In a statement Tuesday, the nonprofit legal organization ADF International announced that a judge in Glasgow, Scotland, had dismissed charges against pro-life activist Rose Docherty.

Docherty was charged last December with violating Scotland's 2024 Abortion Services (Safe Access Zones) Act by holding up a sign outside an abortion clinic that read, “Coercion is a crime, here to talk, only if you want.” Authorities accused her of “influencing” people seeking an abortion within a 200-meter “buffer zone” around a medical facility.

Monday’s ruling in favor of Docherty came a week after her legal counsel argued that the charges violated her rights to free expression under Article 10.

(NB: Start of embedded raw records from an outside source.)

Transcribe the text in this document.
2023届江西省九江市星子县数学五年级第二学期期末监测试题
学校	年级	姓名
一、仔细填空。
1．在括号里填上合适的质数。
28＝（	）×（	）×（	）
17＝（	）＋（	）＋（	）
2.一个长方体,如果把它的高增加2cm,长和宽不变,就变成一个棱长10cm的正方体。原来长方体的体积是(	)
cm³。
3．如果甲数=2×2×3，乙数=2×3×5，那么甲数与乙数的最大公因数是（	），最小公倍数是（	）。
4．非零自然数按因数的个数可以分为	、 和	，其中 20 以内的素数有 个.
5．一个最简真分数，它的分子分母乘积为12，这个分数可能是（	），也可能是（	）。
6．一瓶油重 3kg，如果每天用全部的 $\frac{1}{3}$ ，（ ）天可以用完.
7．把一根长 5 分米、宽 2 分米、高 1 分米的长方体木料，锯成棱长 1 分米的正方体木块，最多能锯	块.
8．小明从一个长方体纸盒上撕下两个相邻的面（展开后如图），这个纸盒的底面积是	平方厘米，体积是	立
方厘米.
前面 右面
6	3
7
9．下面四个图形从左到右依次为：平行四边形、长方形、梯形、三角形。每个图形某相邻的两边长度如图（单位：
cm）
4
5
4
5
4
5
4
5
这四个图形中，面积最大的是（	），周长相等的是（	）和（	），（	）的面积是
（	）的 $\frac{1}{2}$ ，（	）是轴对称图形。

While the judge concluded that the prosecution “failed to disclose an offence known to the law of Scotland” by failing to produce concrete evidence that Docherty actually “influenc[ed]” someone with her activism, he left the door open to revisiting the case if the prosecution presents such evidence.

The charges dismissed against Docherty on Monday stem from her second run-in with law enforcement over her pro-life activism. She was previously arrested in February 2025 for holding the same sign outside an abortion clinic. The charges against her were later dropped.

In a speech delivered outside the courthouse, Docherty expressed gratitude for the “support and prayers” she had received.

“When I was arrested, I was handcuffed, placed in the back of a police van and placed in a police cell for over two hours, without a chair to sit on,” she said, lamenting that “simply for being available for the lonely, the afraid and the coerced, I have been treated like a violent criminal.”

“This verdict is a major victory for free speech in Scotland and the U.K.,” Docherty said in a separate reaction to Monday’s ruling. “It shows that peacefully offering consensual conversation on a public street, which is all I have ever done, can never be a crime.”

Docherty said that despite the verdict, the "process in this case became a form of punishment for me." She claims that her case is an example of how "buffer zone" laws are "used by authorities to impose censorship."

"I was arrested last September and have faced seven months of criminal proceedings, merely for expressing my free speech rights," she said. "This should never happen in a free society.”

"'Buffer zone' legislation must be repealed in Scotland and across the U.K. to ensure it is not misused to target peaceful and lawful expression again in the future, as has now happened to me twice," Docherty said. "The resources used by the authorities to target me, a 75-year-old grandmother, for offering to speak with people, have been totally wasted. Authorities should focus on tackling real crime in Glasgow, not censoring a Catholic grandmother." 

ADF barrister and legal counsel Jeremiah Igunnubole said the U.K. has faced a "deepening free speech crisis."

“It is bad enough to be prosecuted for exercising a fundamental right; it is far worse that the Crown Office and Procurator Fiscal Service brought these charges without conducting even the most basic investigative inquiries, such as establishing whether anyone had been criminally influenced by Rose’s conduct within the ‘buffer zone,’” Ingunnubole said.

Denouncing “buffer zone” laws as “poorly drafted, censorial, and undemocratic,” Igunnubole said they “have created confusion for police officers and delivered injustice." He called on the Scottish Parliament to “act urgently to repeal these buffer zone laws and replace them with robust protections that genuinely strengthen freedom of expression.”